Five parents told Idaho Education News much the same: Tech and communication issues are getting better, and kids have have settled into the online-learning routine.
“We’ve been really happy, it’s night and day from the spring,” said Adriane Dellorco, who has a third grade student in the Boise Online School.
Parents shared frustrations, too: like few familiar faces in online classrooms and completed assignments that vanished into thin air.
For three families EdNews spoke with, frustrations mounted to a point they left the Boise Online School.
“We had tears”
Retired grandmother Jacque Rose oversaw her fourth and fifth grade granddaughters’ online coursework for the first three weeks of Boise Online School. Rose liked the teachers and felt they did everything they could to keep her girls engaged with online class.

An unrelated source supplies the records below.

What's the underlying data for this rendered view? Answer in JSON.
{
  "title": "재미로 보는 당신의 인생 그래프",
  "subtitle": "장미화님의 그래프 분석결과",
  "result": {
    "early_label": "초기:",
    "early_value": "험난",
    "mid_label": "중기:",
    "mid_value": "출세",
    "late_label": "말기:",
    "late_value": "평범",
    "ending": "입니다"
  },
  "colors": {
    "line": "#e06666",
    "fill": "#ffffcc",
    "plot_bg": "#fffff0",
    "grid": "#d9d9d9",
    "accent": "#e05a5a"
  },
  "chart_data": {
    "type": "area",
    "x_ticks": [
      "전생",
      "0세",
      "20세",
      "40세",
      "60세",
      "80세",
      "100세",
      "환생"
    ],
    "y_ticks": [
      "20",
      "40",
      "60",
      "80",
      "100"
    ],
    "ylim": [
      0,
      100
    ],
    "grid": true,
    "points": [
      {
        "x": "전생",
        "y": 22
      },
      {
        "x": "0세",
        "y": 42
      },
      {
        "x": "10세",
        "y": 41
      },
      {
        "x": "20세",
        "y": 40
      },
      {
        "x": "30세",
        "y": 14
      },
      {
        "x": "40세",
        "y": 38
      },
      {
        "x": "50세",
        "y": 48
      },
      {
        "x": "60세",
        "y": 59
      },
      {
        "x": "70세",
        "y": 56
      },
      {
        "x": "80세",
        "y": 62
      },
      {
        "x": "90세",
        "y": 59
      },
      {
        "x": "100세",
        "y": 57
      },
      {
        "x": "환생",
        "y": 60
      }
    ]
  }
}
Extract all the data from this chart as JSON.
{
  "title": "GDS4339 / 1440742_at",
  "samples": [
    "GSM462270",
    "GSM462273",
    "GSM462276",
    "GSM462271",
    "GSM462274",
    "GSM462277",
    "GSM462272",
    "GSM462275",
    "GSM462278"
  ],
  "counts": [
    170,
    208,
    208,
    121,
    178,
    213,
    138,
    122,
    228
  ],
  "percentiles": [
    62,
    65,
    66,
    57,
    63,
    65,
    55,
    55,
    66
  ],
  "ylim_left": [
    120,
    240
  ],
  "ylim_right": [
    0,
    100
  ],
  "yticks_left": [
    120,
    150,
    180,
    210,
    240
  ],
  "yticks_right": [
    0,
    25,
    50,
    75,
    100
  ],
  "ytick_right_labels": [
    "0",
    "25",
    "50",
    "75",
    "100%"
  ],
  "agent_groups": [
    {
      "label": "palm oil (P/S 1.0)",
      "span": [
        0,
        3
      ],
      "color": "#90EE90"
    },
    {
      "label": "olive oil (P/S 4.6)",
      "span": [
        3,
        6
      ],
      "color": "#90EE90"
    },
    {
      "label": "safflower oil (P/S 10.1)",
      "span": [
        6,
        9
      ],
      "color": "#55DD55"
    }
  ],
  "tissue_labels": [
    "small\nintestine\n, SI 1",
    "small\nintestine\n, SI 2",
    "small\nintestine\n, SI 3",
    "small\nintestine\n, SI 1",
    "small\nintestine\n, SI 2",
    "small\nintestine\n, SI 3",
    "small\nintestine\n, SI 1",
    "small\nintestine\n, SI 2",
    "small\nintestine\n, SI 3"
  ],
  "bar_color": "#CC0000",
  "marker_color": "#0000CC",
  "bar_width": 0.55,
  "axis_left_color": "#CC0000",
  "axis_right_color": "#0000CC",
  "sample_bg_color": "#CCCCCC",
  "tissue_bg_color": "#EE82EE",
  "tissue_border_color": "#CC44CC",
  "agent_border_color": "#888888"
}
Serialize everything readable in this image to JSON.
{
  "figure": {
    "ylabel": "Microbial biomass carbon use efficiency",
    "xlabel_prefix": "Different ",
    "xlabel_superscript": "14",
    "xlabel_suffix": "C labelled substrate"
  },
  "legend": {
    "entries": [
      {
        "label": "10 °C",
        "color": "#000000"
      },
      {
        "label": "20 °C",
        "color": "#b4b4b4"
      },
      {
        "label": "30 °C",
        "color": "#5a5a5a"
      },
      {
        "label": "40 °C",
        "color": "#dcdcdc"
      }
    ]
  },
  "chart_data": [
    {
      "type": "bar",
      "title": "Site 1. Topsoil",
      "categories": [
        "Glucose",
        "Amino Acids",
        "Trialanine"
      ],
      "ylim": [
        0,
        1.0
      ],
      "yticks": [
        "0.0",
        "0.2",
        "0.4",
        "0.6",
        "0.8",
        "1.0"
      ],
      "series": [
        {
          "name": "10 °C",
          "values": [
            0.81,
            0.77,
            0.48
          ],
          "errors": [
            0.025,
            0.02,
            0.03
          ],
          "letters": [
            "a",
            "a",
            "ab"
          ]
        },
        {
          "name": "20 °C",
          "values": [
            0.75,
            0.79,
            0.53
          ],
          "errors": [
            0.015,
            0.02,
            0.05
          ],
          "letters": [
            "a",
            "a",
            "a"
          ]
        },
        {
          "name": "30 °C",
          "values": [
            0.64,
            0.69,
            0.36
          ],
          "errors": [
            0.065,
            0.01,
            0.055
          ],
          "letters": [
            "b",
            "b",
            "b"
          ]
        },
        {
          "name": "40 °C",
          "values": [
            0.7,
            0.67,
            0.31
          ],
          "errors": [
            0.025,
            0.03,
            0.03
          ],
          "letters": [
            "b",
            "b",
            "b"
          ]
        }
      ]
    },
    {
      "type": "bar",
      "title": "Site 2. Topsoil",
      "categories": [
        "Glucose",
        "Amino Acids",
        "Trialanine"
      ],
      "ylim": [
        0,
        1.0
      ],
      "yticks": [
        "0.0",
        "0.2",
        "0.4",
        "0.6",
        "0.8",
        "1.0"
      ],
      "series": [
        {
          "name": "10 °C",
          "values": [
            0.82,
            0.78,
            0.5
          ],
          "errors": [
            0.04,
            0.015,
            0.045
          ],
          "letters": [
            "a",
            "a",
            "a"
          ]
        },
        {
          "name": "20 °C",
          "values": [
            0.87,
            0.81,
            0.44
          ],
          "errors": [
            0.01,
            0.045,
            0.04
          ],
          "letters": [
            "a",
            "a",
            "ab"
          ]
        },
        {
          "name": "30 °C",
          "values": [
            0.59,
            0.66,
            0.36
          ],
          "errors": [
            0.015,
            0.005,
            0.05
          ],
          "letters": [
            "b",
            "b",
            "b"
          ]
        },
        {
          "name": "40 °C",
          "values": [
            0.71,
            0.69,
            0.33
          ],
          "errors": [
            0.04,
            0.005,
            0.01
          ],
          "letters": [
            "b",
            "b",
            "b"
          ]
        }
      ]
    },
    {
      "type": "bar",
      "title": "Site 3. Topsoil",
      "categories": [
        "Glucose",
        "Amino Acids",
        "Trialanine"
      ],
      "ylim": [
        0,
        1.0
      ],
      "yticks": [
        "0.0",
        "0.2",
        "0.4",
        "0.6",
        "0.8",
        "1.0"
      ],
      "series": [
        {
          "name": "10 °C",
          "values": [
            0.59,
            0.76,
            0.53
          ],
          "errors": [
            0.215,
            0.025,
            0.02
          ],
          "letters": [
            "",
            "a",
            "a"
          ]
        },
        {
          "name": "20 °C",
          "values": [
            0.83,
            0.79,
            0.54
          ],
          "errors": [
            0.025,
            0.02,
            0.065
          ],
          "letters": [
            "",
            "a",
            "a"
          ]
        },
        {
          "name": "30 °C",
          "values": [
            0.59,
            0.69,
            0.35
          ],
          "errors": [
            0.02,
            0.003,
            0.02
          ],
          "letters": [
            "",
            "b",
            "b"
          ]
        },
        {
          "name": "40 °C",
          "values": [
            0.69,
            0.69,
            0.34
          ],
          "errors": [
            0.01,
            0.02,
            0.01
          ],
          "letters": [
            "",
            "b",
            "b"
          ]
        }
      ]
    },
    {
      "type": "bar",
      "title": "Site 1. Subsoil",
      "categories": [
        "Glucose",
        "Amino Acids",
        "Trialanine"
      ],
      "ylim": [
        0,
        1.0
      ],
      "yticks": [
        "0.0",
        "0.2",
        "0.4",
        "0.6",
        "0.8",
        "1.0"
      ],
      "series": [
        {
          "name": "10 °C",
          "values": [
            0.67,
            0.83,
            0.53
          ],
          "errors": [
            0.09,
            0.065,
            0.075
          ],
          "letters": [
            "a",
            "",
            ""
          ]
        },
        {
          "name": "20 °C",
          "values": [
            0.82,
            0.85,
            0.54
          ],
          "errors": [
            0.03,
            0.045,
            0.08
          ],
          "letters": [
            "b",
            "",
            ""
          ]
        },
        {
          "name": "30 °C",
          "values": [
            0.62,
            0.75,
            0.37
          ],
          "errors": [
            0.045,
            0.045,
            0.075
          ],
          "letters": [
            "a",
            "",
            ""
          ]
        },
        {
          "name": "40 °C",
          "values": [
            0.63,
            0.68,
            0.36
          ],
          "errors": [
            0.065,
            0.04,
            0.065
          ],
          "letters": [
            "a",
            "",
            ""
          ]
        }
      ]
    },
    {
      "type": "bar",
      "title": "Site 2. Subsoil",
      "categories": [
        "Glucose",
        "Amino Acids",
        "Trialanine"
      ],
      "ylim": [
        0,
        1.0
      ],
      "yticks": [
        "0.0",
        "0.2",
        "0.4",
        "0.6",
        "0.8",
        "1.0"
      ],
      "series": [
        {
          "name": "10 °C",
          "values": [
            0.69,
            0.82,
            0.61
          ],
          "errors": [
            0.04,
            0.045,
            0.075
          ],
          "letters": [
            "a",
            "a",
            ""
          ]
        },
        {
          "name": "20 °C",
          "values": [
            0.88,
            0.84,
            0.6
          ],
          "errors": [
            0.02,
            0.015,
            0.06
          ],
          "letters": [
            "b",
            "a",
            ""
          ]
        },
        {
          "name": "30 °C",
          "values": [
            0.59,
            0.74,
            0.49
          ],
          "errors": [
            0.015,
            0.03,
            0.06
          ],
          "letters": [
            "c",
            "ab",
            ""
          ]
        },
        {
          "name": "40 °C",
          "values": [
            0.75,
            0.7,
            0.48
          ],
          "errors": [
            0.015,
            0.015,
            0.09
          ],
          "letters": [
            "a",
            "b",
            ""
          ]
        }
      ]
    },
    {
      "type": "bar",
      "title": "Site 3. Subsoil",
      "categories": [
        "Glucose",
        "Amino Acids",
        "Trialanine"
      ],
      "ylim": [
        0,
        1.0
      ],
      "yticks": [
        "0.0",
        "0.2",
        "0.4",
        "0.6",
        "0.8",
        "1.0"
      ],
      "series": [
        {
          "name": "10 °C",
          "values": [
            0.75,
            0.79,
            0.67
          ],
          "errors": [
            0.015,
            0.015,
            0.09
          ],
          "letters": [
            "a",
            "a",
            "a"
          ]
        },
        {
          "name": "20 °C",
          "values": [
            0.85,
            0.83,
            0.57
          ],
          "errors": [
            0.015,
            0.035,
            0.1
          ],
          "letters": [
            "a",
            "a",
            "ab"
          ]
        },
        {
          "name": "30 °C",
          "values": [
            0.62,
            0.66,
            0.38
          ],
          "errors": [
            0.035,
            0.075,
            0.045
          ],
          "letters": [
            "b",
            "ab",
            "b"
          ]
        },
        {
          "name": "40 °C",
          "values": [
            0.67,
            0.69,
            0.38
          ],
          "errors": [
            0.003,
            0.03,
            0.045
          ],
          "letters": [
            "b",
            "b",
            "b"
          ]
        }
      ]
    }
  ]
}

But tech issues proved insurmountable. Rose’s youngest granddaughter would submit assignments to her teacher, only to have her work disappear and her assignment labeled missing. Her oldest would cry as she got frustrated flipping back and forth between screens to navigate problems.
“For three weeks, there was this frustration level in the house that was just unacceptable,” Rose said. “We had tears, we had anger, it was a really tough couple of weeks.”
Fourth-grader Logan Keys had the same issue with assignments. By the second week of school, his mom Kimberly got an emailed list of seven of Logan’s missing assignments — some of which she had looked at before he turned them in.
“It’s been one giant headache after another,” dad Dale Keys said.
Roberts urged anyone with technology issues to call the district help desk at 208-854-6670.
Frustrated with ongoing technology issues, challenges with the Google learning platform and school organization, both families opted to leave the Boise Online School, unenrolling from the district to start homeschooling instead.
The Keys’ worry whether their decision will cost Logan his place at the local elementary school when he wants to go back. The Boise School District does not turn local students away, but it’s possible that if a student’s neighborhood school reaches enrollment capacity, he or she would have to attend a different school in the district.
Rose said her only regret is that she didn’t start homeschooling from the beginning.
“The benefit of one-on-one (education) outweighs everything else right now,” Rose said.